Here are some of the specific trends we're seeing, along with our take:

  • Travel to Europe fell significantly, with Central and Eastern Europe most affected. Asia and the Pacific saw smaller falls, although South Asia (including India) was more profoundly affected. As Europeans tightened their belts and reduced travel budgets, we believe that trips to more 'far-flung' destinations fell in line. In particular, visitors to India and surrounding countries often travel for long periods of time or spend lots of money per day. These behaviours are less prevalent during a recession. Though not technically experiencing recession, Australians also reduced time and money spent on international travel.
  • In the Americas, South America was the star performer - primarily by holding steady. Still affordable and offering a range of travel activities, this region is increasingly accessible by air from every continent.
  • Tourism to the Middle East fell, with political instability contributing to the drop. However, North African destinations such as Morocco, Egypt and Tunisia saw dramatic gains in travel. They contributed to an overall tourism uplift in Africa. The strength of the euro and pound against the region's currencies, as well as proximity to Europe, rendered these areas prime value-for-money destinations.

If you're a tourism operator or hotel manager, this is bad news. But if you're a traveller, this couldn't be sweeter.

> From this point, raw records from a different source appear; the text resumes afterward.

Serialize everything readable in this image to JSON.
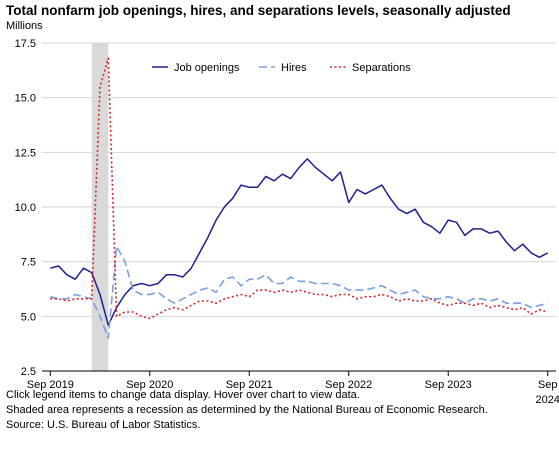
{
  "chart_data": {
    "type": "line",
    "title": "Total nonfarm job openings, hires, and separations levels, seasonally adjusted",
    "ylabel": "Millions",
    "ylim": [
      2.5,
      17.5
    ],
    "y_ticks": [
      "2.5",
      "5.0",
      "7.5",
      "10.0",
      "12.5",
      "15.0",
      "17.5"
    ],
    "x_range": [
      "2019-08",
      "2024-10"
    ],
    "x_ticks": [
      {
        "date": "2019-09",
        "line1": "Sep 2019",
        "line2": ""
      },
      {
        "date": "2020-09",
        "line1": "Sep 2020",
        "line2": ""
      },
      {
        "date": "2021-09",
        "line1": "Sep 2021",
        "line2": ""
      },
      {
        "date": "2022-09",
        "line1": "Sep 2022",
        "line2": ""
      },
      {
        "date": "2023-09",
        "line1": "Sep 2023",
        "line2": ""
      },
      {
        "date": "2024-09",
        "line1": "Sep",
        "line2": "2024"
      }
    ],
    "recession": {
      "start": "2020-02",
      "end": "2020-04"
    },
    "grid": "horizontal",
    "legend_position": "top",
    "x": [
      "2019-09",
      "2019-10",
      "2019-11",
      "2019-12",
      "2020-01",
      "2020-02",
      "2020-03",
      "2020-04",
      "2020-05",
      "2020-06",
      "2020-07",
      "2020-08",
      "2020-09",
      "2020-10",
      "2020-11",
      "2020-12",
      "2021-01",
      "2021-02",
      "2021-03",
      "2021-04",
      "2021-05",
      "2021-06",
      "2021-07",
      "2021-08",
      "2021-09",
      "2021-10",
      "2021-11",
      "2021-12",
      "2022-01",
      "2022-02",
      "2022-03",
      "2022-04",
      "2022-05",
      "2022-06",
      "2022-07",
      "2022-08",
      "2022-09",
      "2022-10",
      "2022-11",
      "2022-12",
      "2023-01",
      "2023-02",
      "2023-03",
      "2023-04",
      "2023-05",
      "2023-06",
      "2023-07",
      "2023-08",
      "2023-09",
      "2023-10",
      "2023-11",
      "2023-12",
      "2024-01",
      "2024-02",
      "2024-03",
      "2024-04",
      "2024-05",
      "2024-06",
      "2024-07",
      "2024-08",
      "2024-09"
    ],
    "series": [
      {
        "name": "Job openings",
        "color": "#1f1f8f",
        "dash": "solid",
        "values": [
          7.2,
          7.3,
          6.9,
          6.7,
          7.2,
          7.0,
          6.0,
          4.6,
          5.4,
          6.0,
          6.4,
          6.5,
          6.4,
          6.5,
          6.9,
          6.9,
          6.8,
          7.2,
          7.9,
          8.6,
          9.4,
          10.0,
          10.4,
          11.0,
          10.9,
          10.9,
          11.4,
          11.2,
          11.5,
          11.3,
          11.8,
          12.2,
          11.8,
          11.5,
          11.2,
          11.6,
          10.2,
          10.8,
          10.6,
          10.8,
          11.0,
          10.4,
          9.9,
          9.7,
          9.9,
          9.3,
          9.1,
          8.8,
          9.4,
          9.3,
          8.7,
          9.0,
          9.0,
          8.8,
          8.9,
          8.4,
          8.0,
          8.3,
          7.9,
          7.7,
          7.9
        ]
      },
      {
        "name": "Hires",
        "color": "#7b9fe3",
        "dash": "dashed",
        "values": [
          5.9,
          5.8,
          5.8,
          6.0,
          5.9,
          5.8,
          5.0,
          4.0,
          8.2,
          7.5,
          6.2,
          6.0,
          6.0,
          6.1,
          5.8,
          5.6,
          5.8,
          6.0,
          6.2,
          6.3,
          6.1,
          6.7,
          6.8,
          6.4,
          6.7,
          6.7,
          6.9,
          6.5,
          6.5,
          6.8,
          6.6,
          6.6,
          6.5,
          6.5,
          6.5,
          6.4,
          6.2,
          6.2,
          6.2,
          6.3,
          6.4,
          6.2,
          6.0,
          6.1,
          6.2,
          5.9,
          5.8,
          5.8,
          5.9,
          5.8,
          5.6,
          5.8,
          5.8,
          5.7,
          5.8,
          5.6,
          5.6,
          5.6,
          5.4,
          5.5,
          5.6
        ]
      },
      {
        "name": "Separations",
        "color": "#d62728",
        "dash": "dotted",
        "values": [
          5.8,
          5.8,
          5.7,
          5.8,
          5.8,
          5.8,
          15.5,
          16.8,
          5.0,
          5.2,
          5.2,
          5.0,
          4.9,
          5.1,
          5.3,
          5.4,
          5.3,
          5.5,
          5.7,
          5.7,
          5.6,
          5.8,
          5.9,
          6.0,
          5.9,
          6.2,
          6.2,
          6.1,
          6.2,
          6.1,
          6.2,
          6.1,
          6.0,
          6.0,
          5.9,
          6.0,
          6.0,
          5.8,
          5.9,
          5.9,
          6.0,
          5.9,
          5.7,
          5.8,
          5.7,
          5.7,
          5.8,
          5.6,
          5.5,
          5.6,
          5.6,
          5.5,
          5.6,
          5.4,
          5.5,
          5.4,
          5.3,
          5.4,
          5.1,
          5.3,
          5.2
        ]
      }
    ]
  },
  "footnotes": [
    "Click legend items to change data display. Hover over chart to view data.",
    "Shaded area represents a recession as determined by the National Bureau of Economic Research.",
    "Source: U.S. Bureau of Labor Statistics."
  ]
}
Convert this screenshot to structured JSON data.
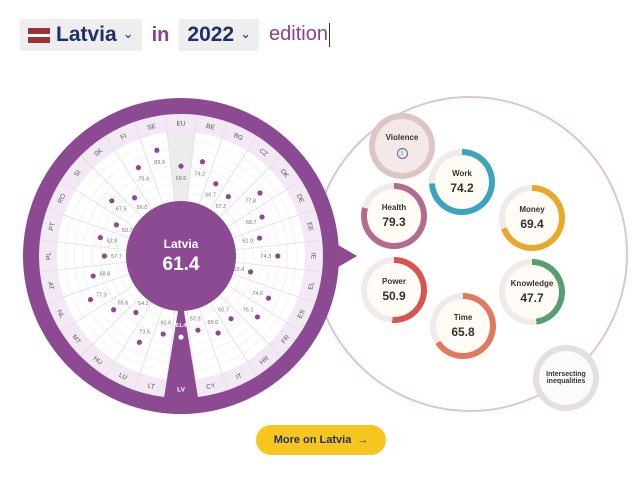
{
  "selector": {
    "country": "Latvia",
    "connector": "in",
    "year": "2022",
    "suffix": "edition"
  },
  "wheel": {
    "center_name": "Latvia",
    "center_score": "61.4",
    "countries": [
      {
        "code": "EU",
        "score": 68.6
      },
      {
        "code": "BE",
        "score": 74.2
      },
      {
        "code": "BG",
        "score": 60.7
      },
      {
        "code": "CZ",
        "score": 57.2
      },
      {
        "code": "DK",
        "score": 77.8
      },
      {
        "code": "DE",
        "score": 68.7
      },
      {
        "code": "EE",
        "score": 61.0
      },
      {
        "code": "IE",
        "score": 74.3
      },
      {
        "code": "EL",
        "score": 53.4
      },
      {
        "code": "ES",
        "score": 74.6
      },
      {
        "code": "FR",
        "score": 75.1
      },
      {
        "code": "HR",
        "score": 60.7
      },
      {
        "code": "IT",
        "score": 65.0
      },
      {
        "code": "CY",
        "score": 57.3
      },
      {
        "code": "LV",
        "score": 61.4
      },
      {
        "code": "LT",
        "score": 60.6
      },
      {
        "code": "LU",
        "score": 73.5
      },
      {
        "code": "HU",
        "score": 54.2
      },
      {
        "code": "MT",
        "score": 65.6
      },
      {
        "code": "NL",
        "score": 77.3
      },
      {
        "code": "AT",
        "score": 68.8
      },
      {
        "code": "PL",
        "score": 57.7
      },
      {
        "code": "PT",
        "score": 62.8
      },
      {
        "code": "RO",
        "score": 53.7
      },
      {
        "code": "SI",
        "score": 67.5
      },
      {
        "code": "SK",
        "score": 56.0
      },
      {
        "code": "FI",
        "score": 75.4
      },
      {
        "code": "SE",
        "score": 83.9
      }
    ]
  },
  "domains": [
    {
      "key": "violence",
      "name": "Violence",
      "value": "",
      "info_icon": "info-icon",
      "color": "#c9a9a6",
      "fill": 0
    },
    {
      "key": "work",
      "name": "Work",
      "value": "74.2",
      "color": "#3aa6b9",
      "fill": 0.742
    },
    {
      "key": "money",
      "name": "Money",
      "value": "69.4",
      "color": "#e9a72b",
      "fill": 0.694
    },
    {
      "key": "health",
      "name": "Health",
      "value": "79.3",
      "color": "#b46b8e",
      "fill": 0.793
    },
    {
      "key": "knowledge",
      "name": "Knowledge",
      "value": "47.7",
      "color": "#5a9e6f",
      "fill": 0.477
    },
    {
      "key": "power",
      "name": "Power",
      "value": "50.9",
      "color": "#d9534f",
      "fill": 0.509
    },
    {
      "key": "time",
      "name": "Time",
      "value": "65.8",
      "color": "#e07a5f",
      "fill": 0.658
    },
    {
      "key": "intersecting",
      "name": "Intersecting inequalities",
      "value": "",
      "color": "#cfcfcf",
      "fill": 0
    }
  ],
  "more_button": {
    "label": "More on Latvia",
    "icon": "arrow-right-icon"
  },
  "colors": {
    "accent": "#8b4a91",
    "accent_light": "#ead9ec",
    "button": "#f7c61e",
    "navy": "#1f2f6b"
  }
}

Why? Think dramatic discounts on accommodation, cheaper flights, shorter queues at tourist attractions and an industry that will now go the extra mile to deserve your patronage. Around the world, we're seeing unheard-of opportunities for travel. (When's the last time you saw flights from Los Angeles to Sydney for under US$750, gorgeous London hotels for US$125 per night or such short lines at the Eiffel Tower?)

Of course, no one knows where the global economy is going in the short term. Prices could fall further, or they could recover and start climbing again. Unlike many in the travel industry, we can't guarantee that this will be the best time to travel in history.

However, if you've been harbouring a hankering for the road, we do think it's a pretty darn fantastic time to follow those dreams.